# Wie finde ich den Dealer mit der Nummer 0190854585



## polskaqwe (18 Februar 2004)

Leider habe ich mir einen dealer eingefangen und jetzt muss ich über 90€
zahlen.
kann mir jemand vielleicht helfen und mir sagen welcher dealer die nummer 0190854585 hat.

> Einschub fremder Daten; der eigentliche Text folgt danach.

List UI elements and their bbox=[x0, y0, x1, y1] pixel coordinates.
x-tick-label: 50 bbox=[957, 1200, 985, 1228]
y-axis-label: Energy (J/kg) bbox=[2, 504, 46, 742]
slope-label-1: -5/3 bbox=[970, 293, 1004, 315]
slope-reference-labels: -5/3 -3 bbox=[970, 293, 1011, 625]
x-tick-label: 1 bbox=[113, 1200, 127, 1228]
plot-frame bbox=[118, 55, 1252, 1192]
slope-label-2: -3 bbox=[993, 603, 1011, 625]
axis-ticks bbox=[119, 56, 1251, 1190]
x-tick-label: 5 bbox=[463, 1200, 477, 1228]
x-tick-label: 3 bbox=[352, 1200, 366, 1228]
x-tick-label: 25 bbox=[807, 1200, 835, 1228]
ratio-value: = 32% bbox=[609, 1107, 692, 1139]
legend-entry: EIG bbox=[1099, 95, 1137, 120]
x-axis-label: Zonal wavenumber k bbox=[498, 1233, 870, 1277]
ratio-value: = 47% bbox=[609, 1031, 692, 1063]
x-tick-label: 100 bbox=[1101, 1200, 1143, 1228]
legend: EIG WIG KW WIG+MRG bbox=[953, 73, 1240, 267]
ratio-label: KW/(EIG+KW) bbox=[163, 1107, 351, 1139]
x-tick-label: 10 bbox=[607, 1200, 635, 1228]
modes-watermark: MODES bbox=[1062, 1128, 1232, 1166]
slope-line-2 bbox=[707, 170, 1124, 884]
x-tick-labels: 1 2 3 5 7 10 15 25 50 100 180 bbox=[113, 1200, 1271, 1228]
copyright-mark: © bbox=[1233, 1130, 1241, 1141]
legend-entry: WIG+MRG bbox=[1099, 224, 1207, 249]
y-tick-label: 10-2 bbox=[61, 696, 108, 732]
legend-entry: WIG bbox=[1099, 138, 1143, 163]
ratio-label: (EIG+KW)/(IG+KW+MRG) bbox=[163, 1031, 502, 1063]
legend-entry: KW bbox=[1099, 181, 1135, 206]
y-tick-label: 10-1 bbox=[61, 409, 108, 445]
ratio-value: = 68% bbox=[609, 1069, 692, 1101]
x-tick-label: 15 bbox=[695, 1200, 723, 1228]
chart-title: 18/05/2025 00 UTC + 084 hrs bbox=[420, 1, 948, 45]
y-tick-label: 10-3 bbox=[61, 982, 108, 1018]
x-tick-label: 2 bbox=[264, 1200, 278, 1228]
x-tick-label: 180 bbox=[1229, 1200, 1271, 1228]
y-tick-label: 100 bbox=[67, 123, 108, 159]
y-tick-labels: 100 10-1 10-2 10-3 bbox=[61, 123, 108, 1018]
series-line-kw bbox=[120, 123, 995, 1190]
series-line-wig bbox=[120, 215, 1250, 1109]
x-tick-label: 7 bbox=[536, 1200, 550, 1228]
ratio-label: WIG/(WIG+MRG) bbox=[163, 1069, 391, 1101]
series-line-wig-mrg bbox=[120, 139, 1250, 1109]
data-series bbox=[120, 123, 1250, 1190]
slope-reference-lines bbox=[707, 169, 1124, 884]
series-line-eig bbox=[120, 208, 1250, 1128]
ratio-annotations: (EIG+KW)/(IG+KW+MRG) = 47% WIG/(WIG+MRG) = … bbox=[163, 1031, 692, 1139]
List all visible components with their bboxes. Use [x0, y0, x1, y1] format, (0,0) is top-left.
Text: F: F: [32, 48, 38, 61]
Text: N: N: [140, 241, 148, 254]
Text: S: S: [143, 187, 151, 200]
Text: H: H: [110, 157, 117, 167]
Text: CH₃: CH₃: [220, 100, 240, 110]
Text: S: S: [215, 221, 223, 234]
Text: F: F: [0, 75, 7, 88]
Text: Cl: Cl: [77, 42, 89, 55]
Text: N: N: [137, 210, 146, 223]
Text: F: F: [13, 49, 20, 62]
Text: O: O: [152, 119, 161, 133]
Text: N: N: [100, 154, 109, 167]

ich war nämlich so dumm und habe den dealer sofort gelöscht und jetzt muss ich beweisen, dass es ünerhaubt eine dealer war und kein einfacher 
Anruf bei einer 0190 nummer


----------



## rojasa (18 Februar 2004)

DTMS - Deutsche Telefon- und
Marketing Services AG
Isaac-Fulda-Allee 5
55124 Mainz


Viele Grüße
rojasa


----------



## polskaqwe (18 Februar 2004)

*rojasa*

Die adresse der Firma die die nummer besitzt habe ich auch bei der reg TP herausgefunden ich brauche den dealer oder dessen namen


----------



## Anonymous (18 Februar 2004)

*Re: rojasa*



			
				polskaqwe schrieb:
			
		

> Die adresse der Firma die die nummer besitzt habe ich auch bei der reg TP herausgefunden ich brauche den dealer oder dessen namen


Das läuft anders - die Nummer ist lt. Datenbank der RegTP mit einem Dialer nicht registriert ( http://www.regtp.de/mwdgesetz/start/fs_12.html ) - vorausgesetzt die Einwahl fand nach dem 14.08.2003 statt, muss Dir eigenlich der Forderungsstettler nachweisen, dass ein Zahlungsanspruch trotzdem besteht. Das wäre nämlich dann der Fall, wenn die DTMS (oder T-Com) der Meinung ist, dass das kein Dialer via Internet war sondern eine angerufene Servicenummer ist.


----------